Rémi Le — ingénieur de production

Mon parcours

Du maintien en condition
à la chaîne de livraison.

Huit ans passés uniquement en production, chez des acteurs dont l'arrêt de service se compte en clients mécontents plutôt qu'en tickets.

Expérience

  • 2025 — aujourd'hui Ingénieur de production — BPCECI/CD complet, mises en production et homologation : Jenkins, XL Release, XL Deploy, Git.
  • 2024 — 2025 Ingénieur de production — Galian-SMABTP, ParisMises en production applicatives sur Kubernetes et Rancher, gestion des changements, documentation d'exploitation.
  • 2024 Ingénieur de production — Sonepar, BoulogneMise en production de projets applicatifs, incidents N3, mise en place de la supervision ServiceNAV.
  • 2022 — 2024 Ingénieur de production — Bouygues Telecom, MeudonDéploiement en production, automatisation des contrôles récurrents, recettes de transfert de fichiers entre équipes métier.
  • 2021 — 2022 Ingénieur de production — Orange, Ivry-sur-SeinePlateforme DNS abonnés, politiques de sécurité d'un PAM, migration IPv6 du CDN.
  • 2018 — 2021 Ingénieur de production — ACMi, ParisMaintien en condition opérationnelle des plateformes x86, incidents de production en horaires non ouvrés, migration AD et serveurs.

Formation et langues

2019 — 2021 Mastère systèmes, réseaux et cloud computing

École Supérieure de Génie Informatique. Titre d'expert en ingénierie de l'informatique et des systèmes d'information, reconnu par l'État, niveau I.

Langues Français, anglais

Anglais technique courant : documentation, échanges avec les éditeurs et les équipes distantes.

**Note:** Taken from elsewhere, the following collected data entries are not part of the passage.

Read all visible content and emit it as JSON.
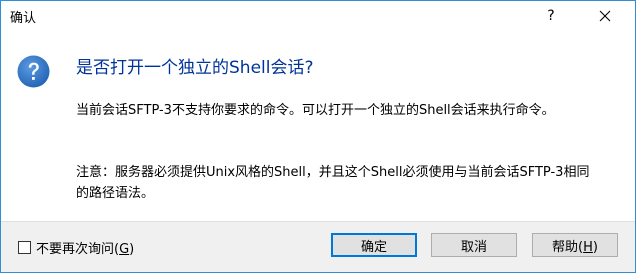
{
  "window": {
    "title": "确认",
    "help_glyph": "?",
    "close_icon": "close-icon"
  },
  "message": {
    "heading": "是否打开一个独立的Shell会话?",
    "paragraph1": "当前会话SFTP-3不支持你要求的命令。可以打开一个独立的Shell会话来执行命令。",
    "paragraph2": "注意：服务器必须提供Unix风格的Shell，并且这个Shell必须使用与当前会话SFTP-3相同的路径语法。",
    "icon": "question-icon"
  },
  "footer": {
    "checkbox_label_prefix": "不要再次询问(",
    "checkbox_accel": "G",
    "checkbox_label_suffix": ")",
    "checkbox_checked": false,
    "ok_label": "确定",
    "cancel_label": "取消",
    "help_label_prefix": "帮助(",
    "help_accel": "H",
    "help_label_suffix": ")"
  },
  "colors": {
    "border": "#2f8ed6",
    "heading": "#003399",
    "icon_fill": "#2d73c5",
    "footer_bg": "#f0f0f0",
    "default_button_border": "#0078d7"
  }
}
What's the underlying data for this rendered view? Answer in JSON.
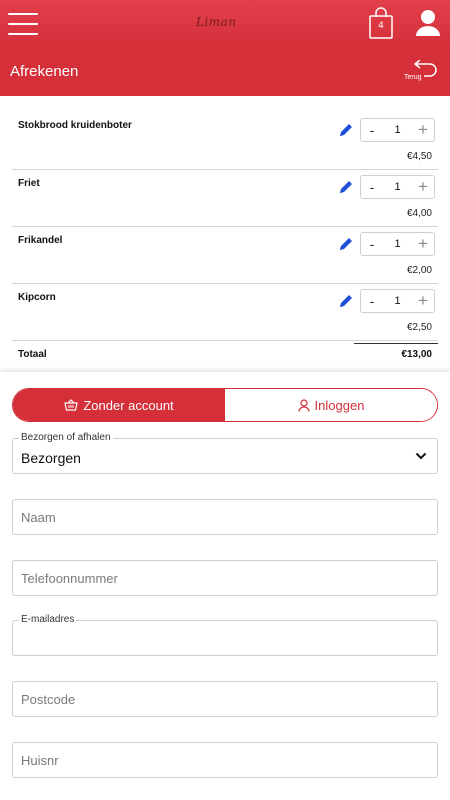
{
  "app": {
    "logo_text": "Liman",
    "cart_count": "4",
    "accent": "#d52f3a"
  },
  "header": {
    "title": "Afrekenen",
    "back_label": "Terug"
  },
  "items": [
    {
      "name": "Stokbrood kruidenboter",
      "minus": "-",
      "qty": "1",
      "plus": "+",
      "price": "€4,50"
    },
    {
      "name": "Friet",
      "minus": "-",
      "qty": "1",
      "plus": "+",
      "price": "€4,00"
    },
    {
      "name": "Frikandel",
      "minus": "-",
      "qty": "1",
      "plus": "+",
      "price": "€2,00"
    },
    {
      "name": "Kipcorn",
      "minus": "-",
      "qty": "1",
      "plus": "+",
      "price": "€2,50"
    }
  ],
  "total": {
    "label": "Totaal",
    "value": "€13,00"
  },
  "form": {
    "toggle": {
      "guest": "Zonder account",
      "login": "Inloggen"
    },
    "delivery": {
      "label": "Bezorgen of afhalen",
      "value": "Bezorgen"
    },
    "name_placeholder": "Naam",
    "phone_placeholder": "Telefoonnummer",
    "email_label": "E-mailadres",
    "postcode_placeholder": "Postcode",
    "housenr_placeholder": "Huisnr"
  }
}
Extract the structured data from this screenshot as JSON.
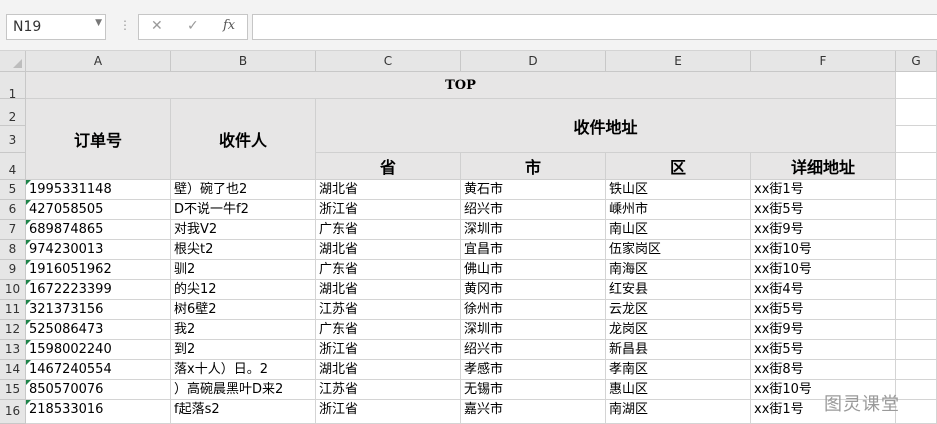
{
  "formula_bar": {
    "name_box": "N19",
    "cancel_icon": "✕",
    "enter_icon": "✓",
    "fx_label": "fx",
    "formula": ""
  },
  "columns": [
    "A",
    "B",
    "C",
    "D",
    "E",
    "F",
    "G"
  ],
  "rows": [
    "1",
    "2",
    "3",
    "4",
    "5",
    "6",
    "7",
    "8",
    "9",
    "10",
    "11",
    "12",
    "13",
    "14",
    "15",
    "16"
  ],
  "header": {
    "title": "TOP",
    "order_no": "订单号",
    "recipient": "收件人",
    "address": "收件地址",
    "province": "省",
    "city": "市",
    "district": "区",
    "detail": "详细地址"
  },
  "table_rows": [
    {
      "order": "1995331148",
      "name": "壁）碗了也2",
      "province": "湖北省",
      "city": "黄石市",
      "district": "铁山区",
      "detail": "xx街1号"
    },
    {
      "order": "427058505",
      "name": "D不说一牛f2",
      "province": "浙江省",
      "city": "绍兴市",
      "district": "嵊州市",
      "detail": "xx街5号"
    },
    {
      "order": "689874865",
      "name": "对我V2",
      "province": "广东省",
      "city": "深圳市",
      "district": "南山区",
      "detail": "xx街9号"
    },
    {
      "order": "974230013",
      "name": "根尖t2",
      "province": "湖北省",
      "city": "宜昌市",
      "district": "伍家岗区",
      "detail": "xx街10号"
    },
    {
      "order": "1916051962",
      "name": "驯2",
      "province": "广东省",
      "city": "佛山市",
      "district": "南海区",
      "detail": "xx街10号"
    },
    {
      "order": "1672223399",
      "name": "的尖12",
      "province": "湖北省",
      "city": "黄冈市",
      "district": "红安县",
      "detail": "xx街4号"
    },
    {
      "order": "321373156",
      "name": "树6壁2",
      "province": "江苏省",
      "city": "徐州市",
      "district": "云龙区",
      "detail": "xx街5号"
    },
    {
      "order": "525086473",
      "name": "我2",
      "province": "广东省",
      "city": "深圳市",
      "district": "龙岗区",
      "detail": "xx街9号"
    },
    {
      "order": "1598002240",
      "name": "到2",
      "province": "浙江省",
      "city": "绍兴市",
      "district": "新昌县",
      "detail": "xx街5号"
    },
    {
      "order": "1467240554",
      "name": "落x十人）日。2",
      "province": "湖北省",
      "city": "孝感市",
      "district": "孝南区",
      "detail": "xx街8号"
    },
    {
      "order": "850570076",
      "name": "）高碗晨黑叶D来2",
      "province": "江苏省",
      "city": "无锡市",
      "district": "惠山区",
      "detail": "xx街10号"
    },
    {
      "order": "218533016",
      "name": "f起落s2",
      "province": "浙江省",
      "city": "嘉兴市",
      "district": "南湖区",
      "detail": "xx街1号"
    }
  ],
  "watermark": "图灵课堂",
  "colors": {
    "header_fill": "#e7e6e6",
    "grid": "#d4d4d4",
    "error_marker": "#1e8449"
  }
}
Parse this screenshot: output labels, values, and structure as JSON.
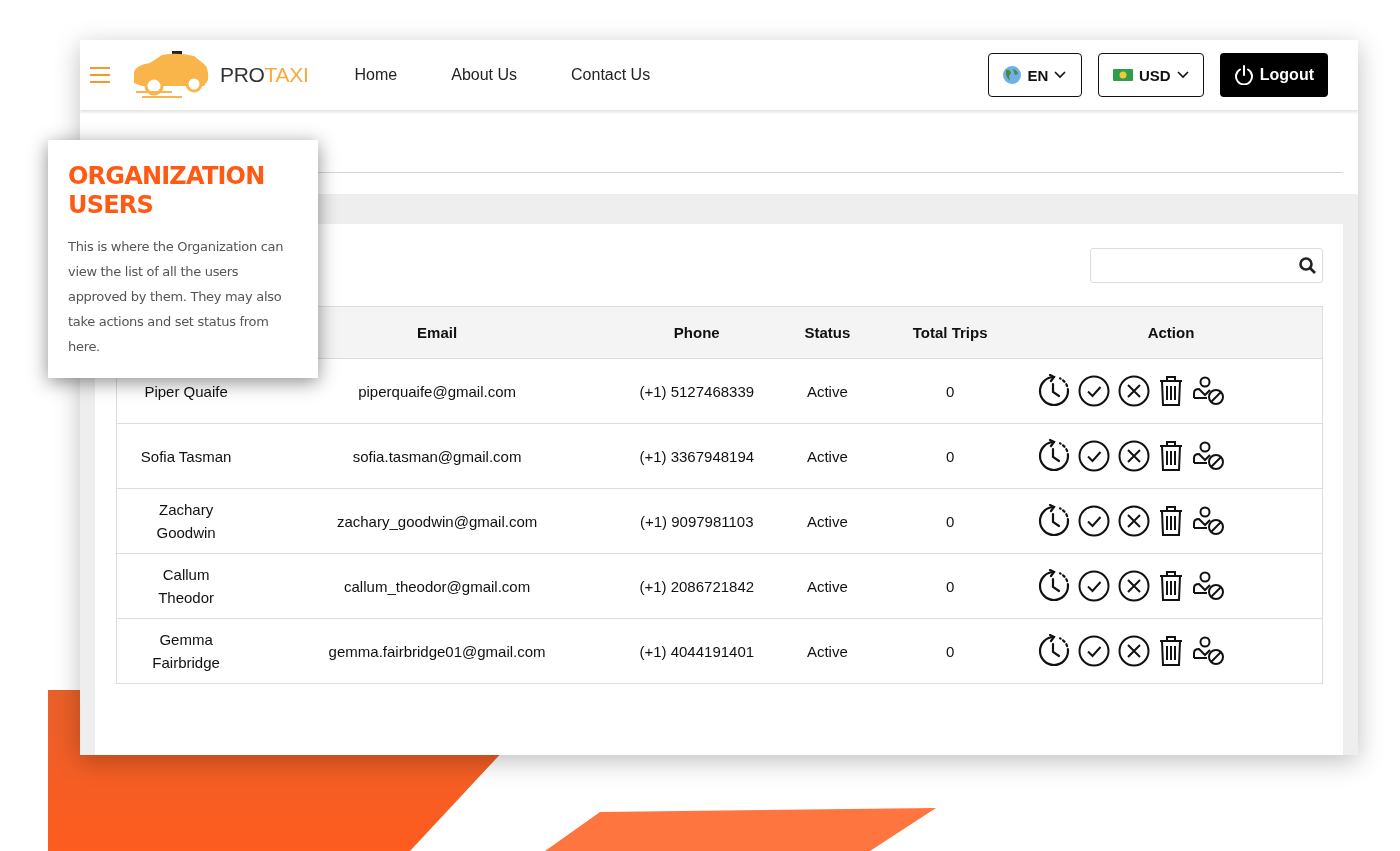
{
  "header": {
    "logo": {
      "prefix": "PRO",
      "suffix": "TAXI"
    },
    "nav": [
      "Home",
      "About Us",
      "Contact Us"
    ],
    "language": "EN",
    "currency": "USD",
    "logout": "Logout"
  },
  "tooltip": {
    "title": "ORGANIZATION USERS",
    "text": "This is where the Organization can view the list of all the users approved by them. They may also take actions and set status from here."
  },
  "table": {
    "columns": [
      "Email",
      "Phone",
      "Status",
      "Total Trips",
      "Action"
    ],
    "rows": [
      {
        "name": "Piper Quaife",
        "email": "piperquaife@gmail.com",
        "phone": "(+1) 5127468339",
        "status": "Active",
        "total_trips": "0"
      },
      {
        "name": "Sofia Tasman",
        "email": "sofia.tasman@gmail.com",
        "phone": "(+1) 3367948194",
        "status": "Active",
        "total_trips": "0"
      },
      {
        "name": "Zachary Goodwin",
        "email": "zachary_goodwin@gmail.com",
        "phone": "(+1) 9097981103",
        "status": "Active",
        "total_trips": "0"
      },
      {
        "name": "Callum Theodor",
        "email": "callum_theodor@gmail.com",
        "phone": "(+1) 2086721842",
        "status": "Active",
        "total_trips": "0"
      },
      {
        "name": "Gemma Fairbridge",
        "email": "gemma.fairbridge01@gmail.com",
        "phone": "(+1) 4044191401",
        "status": "Active",
        "total_trips": "0"
      }
    ]
  }
}
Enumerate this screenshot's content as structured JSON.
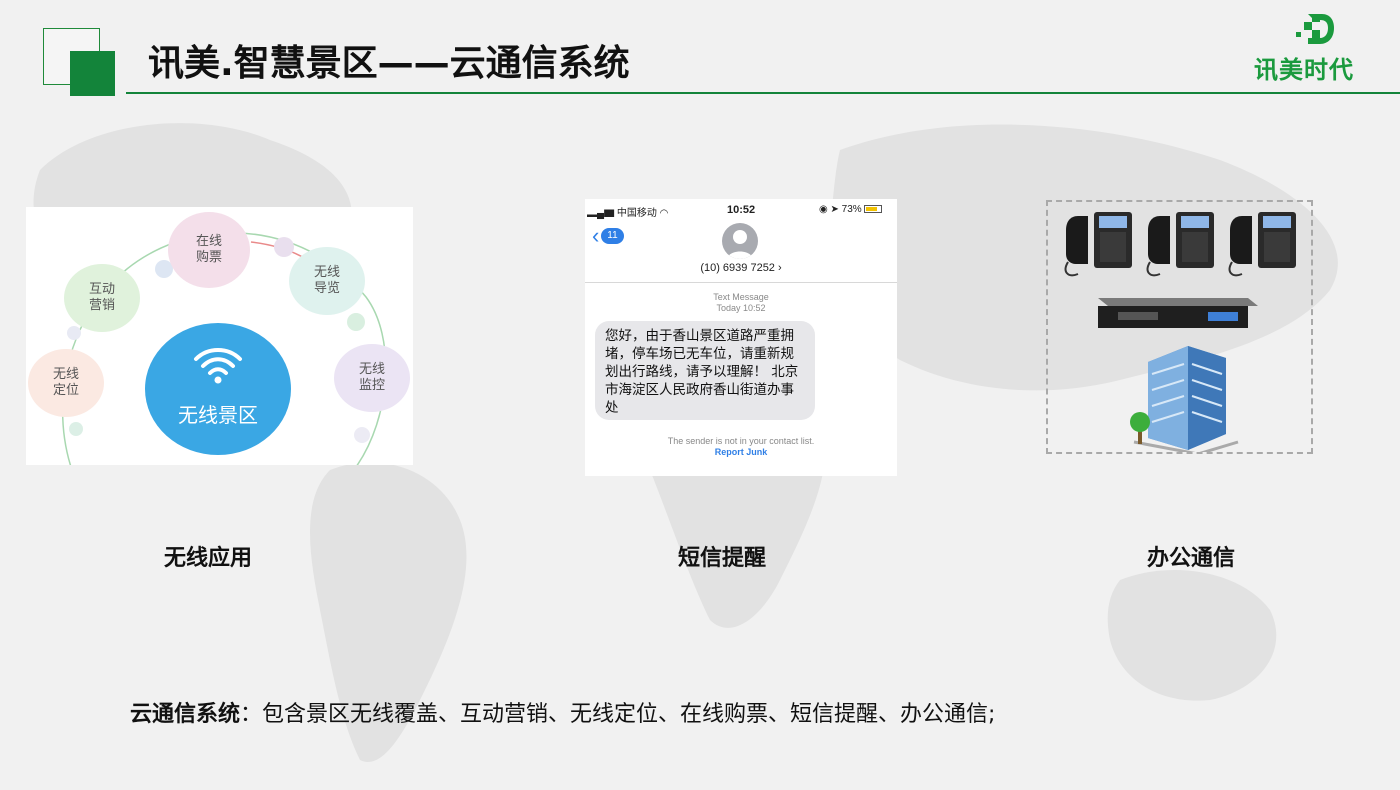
{
  "header": {
    "title": "讯美.智慧景区——云通信系统",
    "logo_text": "讯美时代"
  },
  "colors": {
    "brand_green": "#13843a",
    "logo_green": "#1b9a3e",
    "wifi_blue": "#3aa7e4",
    "ios_blue": "#2f7fe6"
  },
  "wireless_diagram": {
    "center_label": "无线景区",
    "bubbles": [
      {
        "label": "在线\n购票"
      },
      {
        "label": "互动\n营销"
      },
      {
        "label": "无线\n导览"
      },
      {
        "label": "无线\n定位"
      },
      {
        "label": "无线\n监控"
      }
    ]
  },
  "phone": {
    "carrier": "中国移动",
    "time": "10:52",
    "battery": "73%",
    "back_count": "11",
    "contact_number": "(10) 6939 7252",
    "meta_line1": "Text Message",
    "meta_line2": "Today 10:52",
    "message": "您好，由于香山景区道路严重拥堵，停车场已无车位，请重新规划出行路线，请予以理解！ 北京市海淀区人民政府香山街道办事处",
    "not_contact": "The sender is not in your contact list.",
    "report_junk": "Report Junk"
  },
  "captions": {
    "wireless": "无线应用",
    "sms": "短信提醒",
    "office": "办公通信"
  },
  "summary": {
    "label": "云通信系统",
    "text": "：包含景区无线覆盖、互动营销、无线定位、在线购票、短信提醒、办公通信;"
  }
}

Ce que ce parcours a construit

Six environnements, quatre secteurs, et une constante : à chaque fois une production déjà en place, avec son historique, ses contraintes et ses habitudes. Je n'ai jamais démarré d'une page blanche — j'arrive dans un existant qu'il faut comprendre avant de toucher quoi que ce soit.

C'est une compétence en soi. Reprendre une exploitation, c'est d'abord cartographier ce qui tourne, identifier ce qui tient par habitude plutôt que par conception, et distinguer les irritants quotidiens des vrais risques. Les premiers agacent l'équipe ; les seconds arrêtent le service. Ce ne sont pas les mêmes, et l'urgence ressentie est souvent inversement proportionnelle au danger réel.